Патрик ожидал, что Эльке запляшет от радости. Вместо этого она ударилась в слезы.

– О нет, – прошептала она, зарывшись лицом в руки, как будто он сообщил ей ужасную новость.

– Можно вернуться и раньше, если ты так торопишься.

– Я вовсе не тороплюсь. Можно подумать, что ты не знаешь, что я вообще не хочу уезжать отсюда.

– Я знаю, все знаю. Да, это будет не легко, разговор с Шарлоттой обещает быть трудным, но это надо сделать.

– О каком разговоре с Шарлоттой ты говоришь?

– Я собираюсь просить ее о разводе. – Своей здоровой рукой он потянулся к Эльке, но она уклонилась.

– Не надо меня трогать. Потому что, если ты прикоснешься ко мне, я не смогу сказать тебе то, что собиралась сказать, а сказать это надо. Дело в том, что, как только мы возвратимся на ранчо, я собираюсь уехать.

Патрик, потрясенный, смотрел на нее.

– Но я думал…

– Я знаю, дорогой, что ты думал, потому что я думала то же самое. Но, посмотри сам, как я могу остаться? Чтобы каждую ночь ты, дождавшись, когда уснет Шарлотта, прокрадывался в мою комнату? Мы оба знаем, что так оно и будет. У нас остались две недели любви. Эти последние две недели будут самыми лучшими в моей жизни. Они будут принадлежать нам. Вся остальная твоя жизнь принадлежит жене.

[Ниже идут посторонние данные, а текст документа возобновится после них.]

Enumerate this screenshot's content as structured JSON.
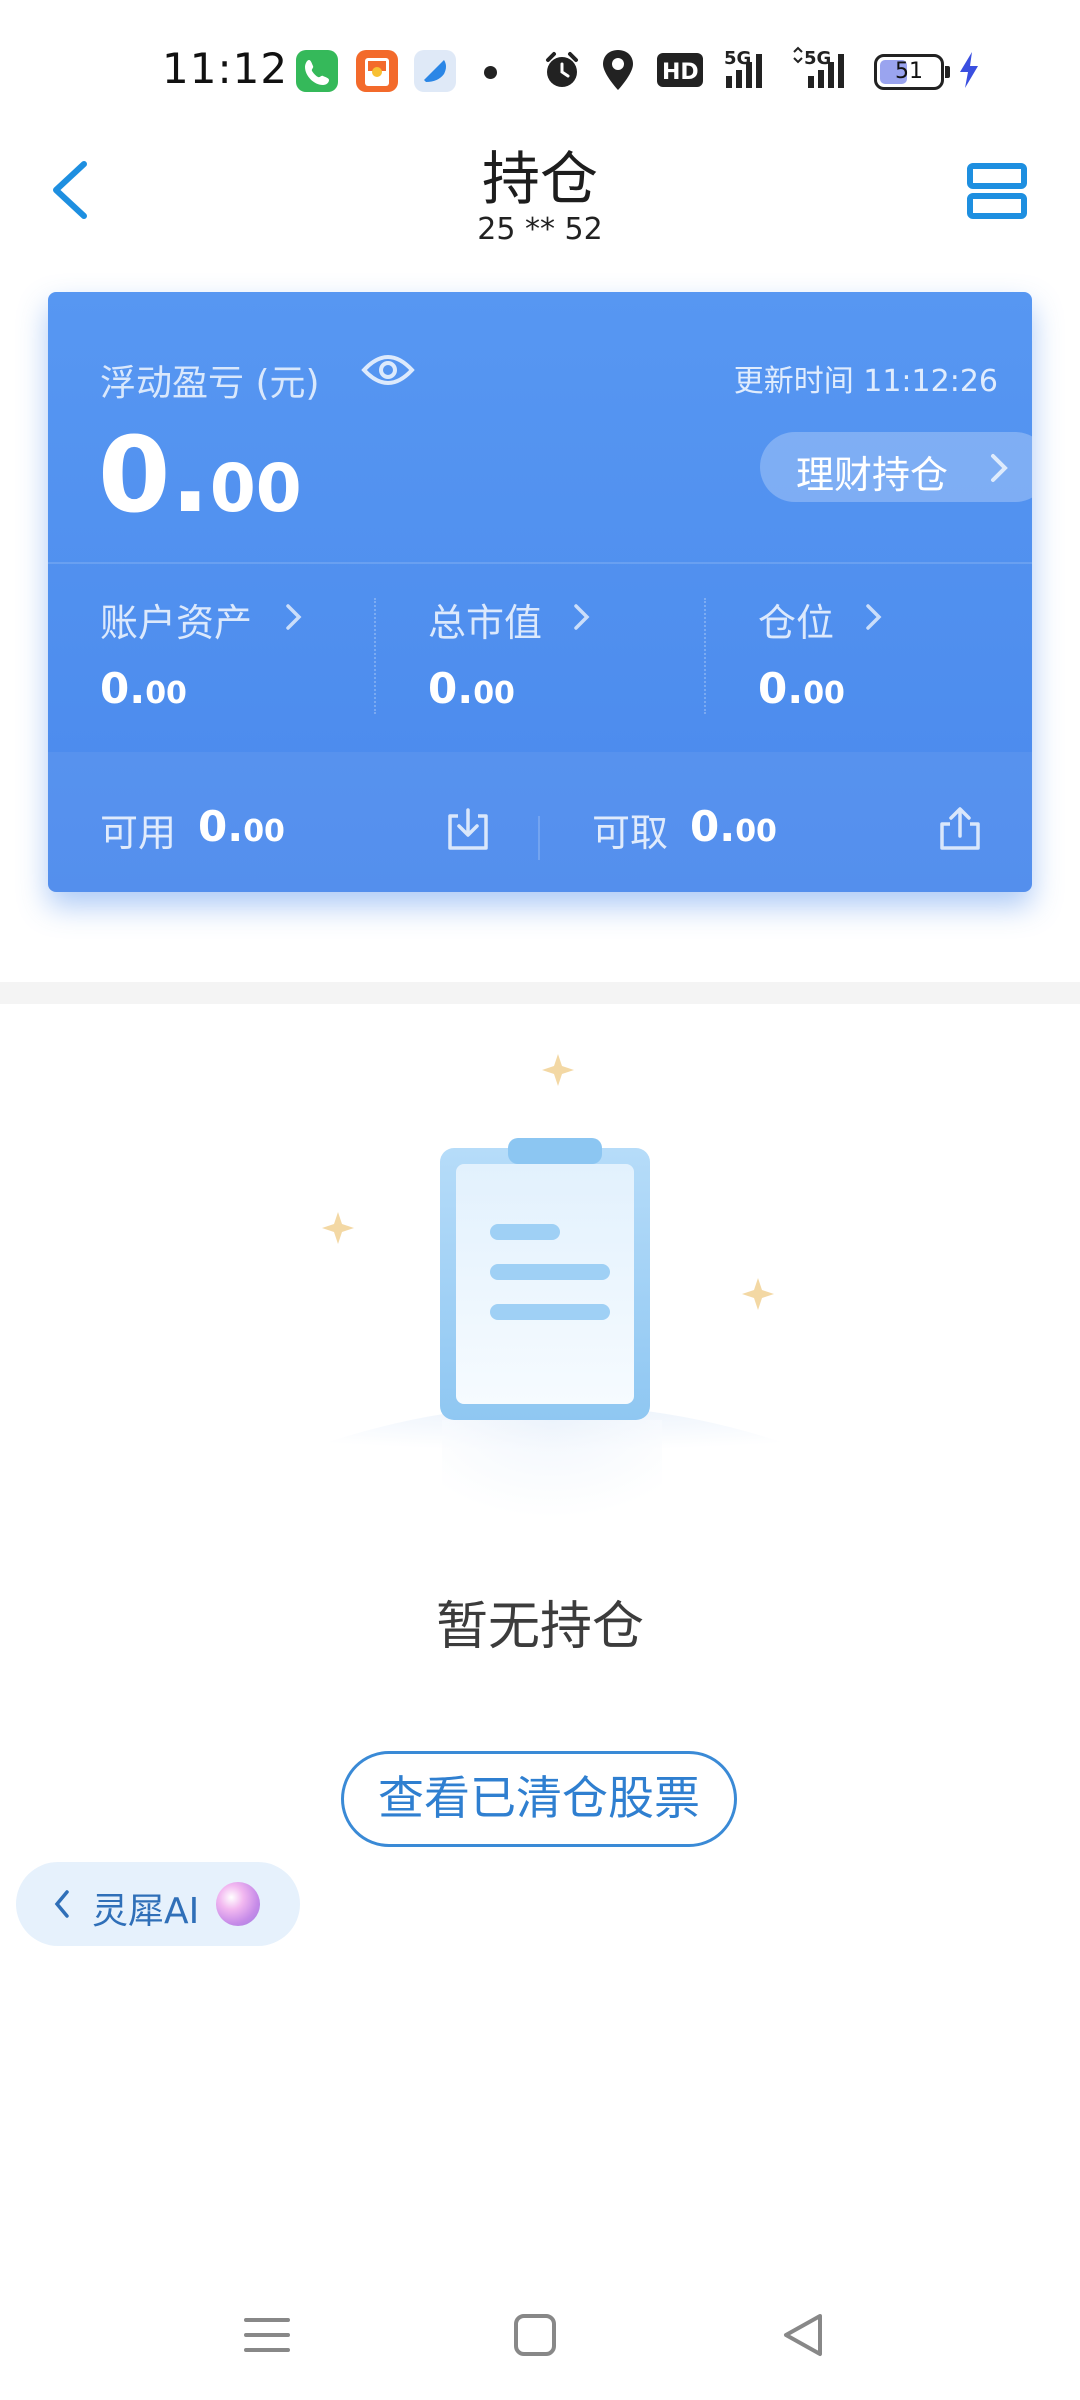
{
  "status_bar": {
    "time": "11:12",
    "network_hd": "HD",
    "network_1": "5G",
    "network_2": "5G",
    "battery_level": "51",
    "battery_percent": 51
  },
  "header": {
    "title": "持仓",
    "account_masked": "25 ** 52"
  },
  "card": {
    "floating_pl_label": "浮动盈亏 (元)",
    "update_time_label": "更新时间 11:12:26",
    "pl_integer": "0.",
    "pl_decimal": "00",
    "wealth_button_label": "理财持仓",
    "metrics": [
      {
        "label": "账户资产",
        "int": "0.",
        "dec": "00"
      },
      {
        "label": "总市值",
        "int": "0.",
        "dec": "00"
      },
      {
        "label": "仓位",
        "int": "0.",
        "dec": "00"
      }
    ],
    "available_label": "可用",
    "available_int": "0.",
    "available_dec": "00",
    "withdrawable_label": "可取",
    "withdrawable_int": "0.",
    "withdrawable_dec": "00"
  },
  "empty_state": {
    "text": "暂无持仓",
    "cleared_button_label": "查看已清仓股票"
  },
  "ai_pill": {
    "label": "灵犀AI"
  },
  "icons": {
    "back": "chevron-left-icon",
    "menu": "menu-icon",
    "eye": "eye-icon",
    "deposit": "deposit-icon",
    "transfer_out": "transfer-out-icon"
  },
  "colors": {
    "card_blue": "#4a89ec",
    "accent_blue": "#2f7fd0",
    "icon_blue": "#1e8fe0"
  }
}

– Но мы должны рассказать Шарлотте правду. Она слишком горда, чтобы быть замужем за человеком, который любит другую.

Эльке кулаком вытерла слезы.

– Ты не можешь отослать ее в Натчез на позор. После того как ты ее отвергнешь, она не будет нужна никому. А мы оба знаем, что жить без мужчины она не может. Ее жизнь будет разрушена.

– А как насчет моей жизни, и… твоей? Разве мы не заслуживаем счастья? Если ты не хочешь оставаться на ранчо, мы можем уехать куда-нибудь еще и начать новую жизнь.

– И ты что, действительно думаешь, что сможешь жить в мире с самим собой, если я позволю тебе это сделать? Мне ли не знать, как много значит для тебя ранчо! Оно у тебя в крови.

– Это ты у меня в крови. Ранчо гроша ломаного не стоит, если я не смогу разделить его с тобой.

– Но ты разделишь его когда-нибудь со своими детьми. Ты всегда этого хотел. Это твоя мечта.

– К черту, Эльке, почему ты такая упрямая? Я не говорю, что будет легко разговаривать с Шарлоттой. Но, насколько я все понимаю, у нас нет выбора. Ты не можешь уйти от меня сейчас, после всего, что между нами было. Разве ты не понимаешь, как много для меня значишь? Гораздо больше, чем тысяча любых ранчо. – Патрик был готов упасть на колени, если бы знал, что это поможет. – Не делай этого, прошу тебя.

– Оставь, Патрик. Давай не будем портить те немногие дни, которые нам остались.

С хриплым стоном, похожим на рыдание, Патрик потянулся к ней снова. На сей раз она упала в его объятия.


Шарлотта сидела в ванной и наблюдала, как пузырьки на ее коже лопаются и пропадают. Говорят, долгое пребывание в ванне может испортить цвет кожи, а она у нее такая нежная! Ну и плевать! Как она выглядит, какое это имеет сейчас значение?

Найджелу безразлично, сколько часов она проводит, чтобы быть красивой. Для него. Он стал таким отчужденным с тех пор, как весть о ранении Патрика достигла ранчо. С этого самого дня он избегал оставаться с ней наедине. А в те редкие минуты, когда это случалось, он говорил о том, какой Патрик смелый и благородный.

Лопающиеся пузырьки напомнили Шарлотте о ее рухнувших надеждах. И нельзя сказать, что она не старалась. Она использовала все отпущенное ей время, она использовала все шансы, какие были. И вот сейчас, когда цель была, казалось, совсем близко, ее планы с треском провалились. Через несколько дней возвращается Патрик и с надеждой завлечь Найджела к себе в постель придется расстаться.